Oh I’m above the thing I need to collect but slightly out of grabbing range, all I need to do is go straight down… And now I’m 20ft away.
I have a dislike for cutscenes. Often during gameplay, suddenly you lost control, often behavior is inconsistent, and you have to wait to be able to continue to play.
The half-life series shows how it can be done without. Story without losing control. Characters do their scripted behavior within the context of the world.
Something that hasn’t been mentioned: difficulty variations that only change stat penalty. These get really annoying for people who enjoy challenging gameplay…
Case in point, unmodded Skyrim’s legendary difficulty where the only difference is that you do 0.25x damage and take 300% damage. Instead of providing challenging gameplay that forces you to use gaming skills or think, it just makes the game more annoying to play & limits player build options (stealth is mandatory as any other playstyle deals no damage and results in you getting kill-animation’d…)

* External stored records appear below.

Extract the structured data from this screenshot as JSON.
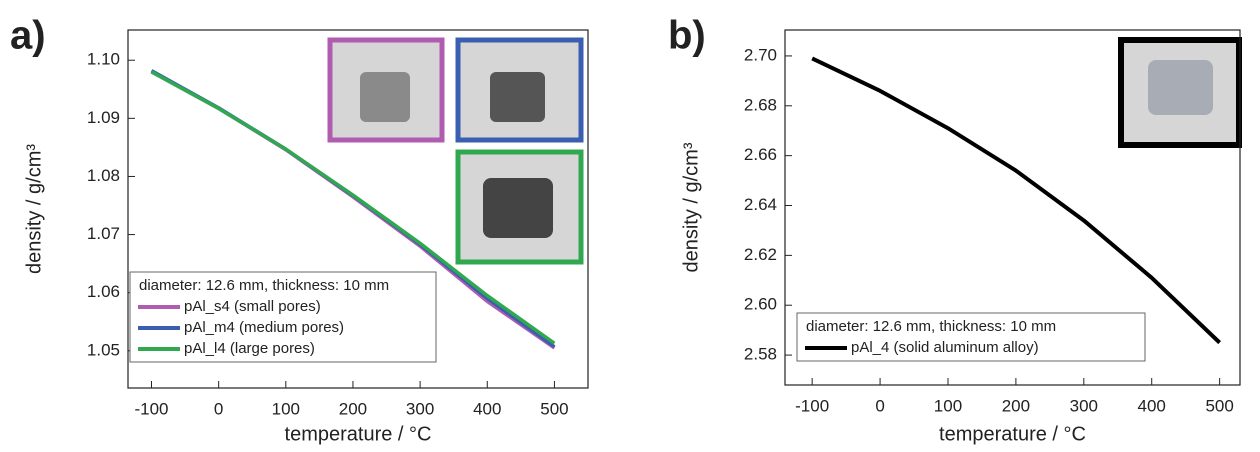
{
  "chart_data": [
    {
      "type": "line",
      "panel_label": "a)",
      "xlabel": "temperature / °C",
      "ylabel": "density / g/cm³",
      "legend_title": "diameter: 12.6 mm, thickness: 10 mm",
      "legend": "lower left",
      "x": [
        -100,
        0,
        100,
        200,
        300,
        400,
        500
      ],
      "series": [
        {
          "name": "pAl_s4 (small pores)",
          "color": "#b05cb0",
          "values": [
            1.098,
            1.0917,
            1.0846,
            1.0765,
            1.068,
            1.0585,
            1.0505
          ]
        },
        {
          "name": "pAl_m4 (medium pores)",
          "color": "#3a5fb0",
          "values": [
            1.0982,
            1.0918,
            1.0847,
            1.0767,
            1.0683,
            1.059,
            1.0507
          ]
        },
        {
          "name": "pAl_l4 (large pores)",
          "color": "#2fa84f",
          "values": [
            1.098,
            1.0917,
            1.0847,
            1.0768,
            1.0685,
            1.0595,
            1.0513
          ]
        }
      ],
      "xlim": [
        -135,
        550
      ],
      "xticks": [
        -100,
        0,
        100,
        200,
        300,
        400,
        500
      ],
      "ylim": [
        1.0436,
        1.1052
      ],
      "yticks": [
        {
          "value": 1.05,
          "label": "1.05"
        },
        {
          "value": 1.06,
          "label": "1.06"
        },
        {
          "value": 1.07,
          "label": "1.07"
        },
        {
          "value": 1.08,
          "label": "1.08"
        },
        {
          "value": 1.09,
          "label": "1.09"
        },
        {
          "value": 1.1,
          "label": "1.10"
        }
      ]
    },
    {
      "type": "line",
      "panel_label": "b)",
      "xlabel": "temperature / °C",
      "ylabel": "density / g/cm³",
      "legend_title": "diameter: 12.6 mm, thickness: 10 mm",
      "legend": "lower left",
      "x": [
        -100,
        0,
        100,
        200,
        300,
        400,
        500
      ],
      "series": [
        {
          "name": "pAl_4 (solid aluminum alloy)",
          "color": "#000000",
          "values": [
            2.699,
            2.686,
            2.671,
            2.654,
            2.634,
            2.611,
            2.585
          ]
        }
      ],
      "xlim": [
        -140,
        530
      ],
      "xticks": [
        -100,
        0,
        100,
        200,
        300,
        400,
        500
      ],
      "ylim": [
        2.568,
        2.7104
      ],
      "yticks": [
        {
          "value": 2.58,
          "label": "2.58"
        },
        {
          "value": 2.6,
          "label": "2.60"
        },
        {
          "value": 2.62,
          "label": "2.62"
        },
        {
          "value": 2.64,
          "label": "2.64"
        },
        {
          "value": 2.66,
          "label": "2.66"
        },
        {
          "value": 2.68,
          "label": "2.68"
        },
        {
          "value": 2.7,
          "label": "2.70"
        }
      ]
    }
  ]
}
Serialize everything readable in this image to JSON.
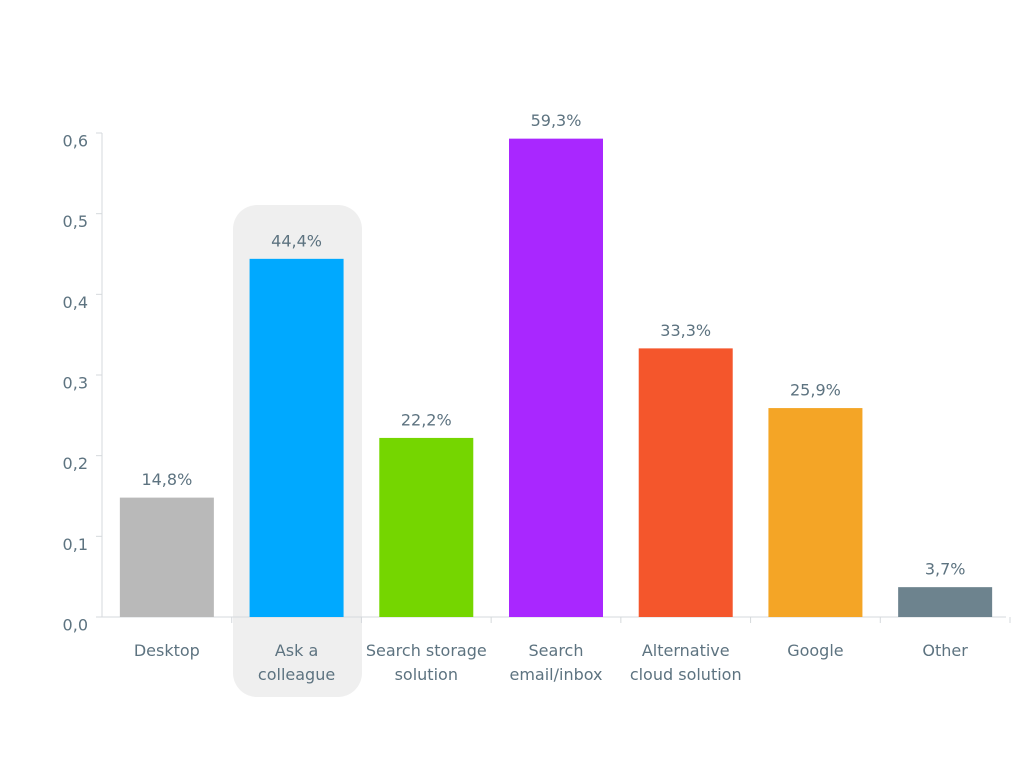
{
  "chart_data": {
    "type": "bar",
    "categories": [
      "Desktop",
      "Ask a\ncolleague",
      "Search storage\nsolution",
      "Search\nemail/inbox",
      "Alternative\ncloud solution",
      "Google",
      "Other"
    ],
    "values": [
      0.148,
      0.444,
      0.222,
      0.593,
      0.333,
      0.259,
      0.037
    ],
    "value_labels": [
      "14,8%",
      "44,4%",
      "22,2%",
      "59,3%",
      "33,3%",
      "25,9%",
      "3,7%"
    ],
    "colors": [
      "#b9b9b9",
      "#00a9ff",
      "#75d600",
      "#a927ff",
      "#f4562c",
      "#f4a526",
      "#6d838e"
    ],
    "ylim": [
      0,
      0.6
    ],
    "yticks": [
      {
        "value": 0,
        "label": "0,0"
      },
      {
        "value": 0.1,
        "label": "0,1"
      },
      {
        "value": 0.2,
        "label": "0,2"
      },
      {
        "value": 0.3,
        "label": "0,3"
      },
      {
        "value": 0.4,
        "label": "0,4"
      },
      {
        "value": 0.5,
        "label": "0,5"
      },
      {
        "value": 0.6,
        "label": "0,6"
      }
    ]
  }
}
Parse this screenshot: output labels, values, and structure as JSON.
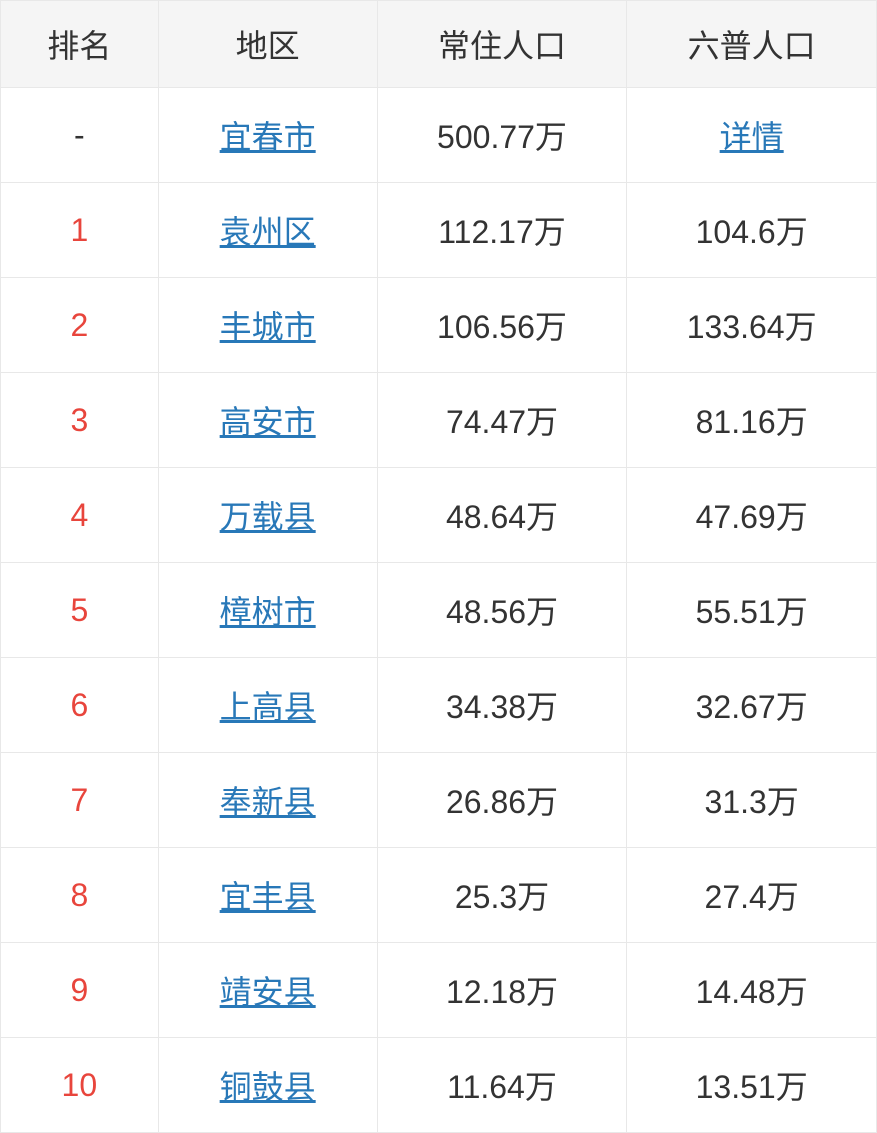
{
  "table": {
    "headers": {
      "rank": "排名",
      "region": "地区",
      "resident_pop": "常住人口",
      "census_pop": "六普人口"
    },
    "rows": [
      {
        "rank": "-",
        "region": "宜春市",
        "resident_pop": "500.77万",
        "census_pop": "详情",
        "census_is_link": true
      },
      {
        "rank": "1",
        "region": "袁州区",
        "resident_pop": "112.17万",
        "census_pop": "104.6万",
        "census_is_link": false
      },
      {
        "rank": "2",
        "region": "丰城市",
        "resident_pop": "106.56万",
        "census_pop": "133.64万",
        "census_is_link": false
      },
      {
        "rank": "3",
        "region": "高安市",
        "resident_pop": "74.47万",
        "census_pop": "81.16万",
        "census_is_link": false
      },
      {
        "rank": "4",
        "region": "万载县",
        "resident_pop": "48.64万",
        "census_pop": "47.69万",
        "census_is_link": false
      },
      {
        "rank": "5",
        "region": "樟树市",
        "resident_pop": "48.56万",
        "census_pop": "55.51万",
        "census_is_link": false
      },
      {
        "rank": "6",
        "region": "上高县",
        "resident_pop": "34.38万",
        "census_pop": "32.67万",
        "census_is_link": false
      },
      {
        "rank": "7",
        "region": "奉新县",
        "resident_pop": "26.86万",
        "census_pop": "31.3万",
        "census_is_link": false
      },
      {
        "rank": "8",
        "region": "宜丰县",
        "resident_pop": "25.3万",
        "census_pop": "27.4万",
        "census_is_link": false
      },
      {
        "rank": "9",
        "region": "靖安县",
        "resident_pop": "12.18万",
        "census_pop": "14.48万",
        "census_is_link": false
      },
      {
        "rank": "10",
        "region": "铜鼓县",
        "resident_pop": "11.64万",
        "census_pop": "13.51万",
        "census_is_link": false
      }
    ],
    "styling": {
      "header_bg": "#f5f5f5",
      "header_color": "#333333",
      "border_color": "#e8e8e8",
      "rank_color": "#e8453c",
      "link_color": "#2878b8",
      "cell_color": "#333333",
      "font_size": 32,
      "header_padding": "20px 8px",
      "cell_padding": "24px 8px",
      "col_widths": [
        "18%",
        "25%",
        "28.5%",
        "28.5%"
      ]
    }
  }
}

Atomfall was so good for its difficulty settings menu. They gave you soo many options. You could really tweak out a lot of parts you didn’t like in the game but make the difficulty whatever you wanted it to be.
Skyrim and Oblivion difficulty is very stupid. If you change difficulty after playing a character for 100hr it isn’t so bad, but if you want to start out on the hardest difficulty, I’d say it’s actually impossible to play unless you have some kind of cheese tactic. Shooting a barbarian for like 1/100th of their health bar? And they one-shot you? What the hell kind of design is this?
I’m speaking from experience, I have tried… To give them some benefit of the doubt, designing a good difficulty variation is difficult (pun not intended), even games like the original Hades which has a very extensive difficulty modification system still gets flack for it
Is that really the worst game mechanic, or just something you wanted to say to fit in with others?
For me it probably is. I do not like many of the live-service game mechanics (limited stamina, gambling, microtransactions) but at least I get why; the one I mentioned just feels lazy and would make otherwise good games feel unplayable
Yes.
Agreed. Everyone should take notes on how jedi: fallen order did difficulty. Sure, it did a bit of simple stat adjusting, but it also did things like increasing enemy aggression
The borderland series is the worst for this. Boss fights just mean you have to continuously shoot the enemy for 10-15 mins.
How about the release broken game then finish the game way after release… if you’re lucky mechanic?
Gamers and investors both incentivize this unfortunately and apparently regulators are cool with straight up fraud too.
Ill never forgive no man’s sky, no matter how much they fixed it after.
They were openly fraudulent and got away with it.
When someone dies in Mario multiplayer there’s a short pause in the gameplay. It really fucks up everyone else’s timing.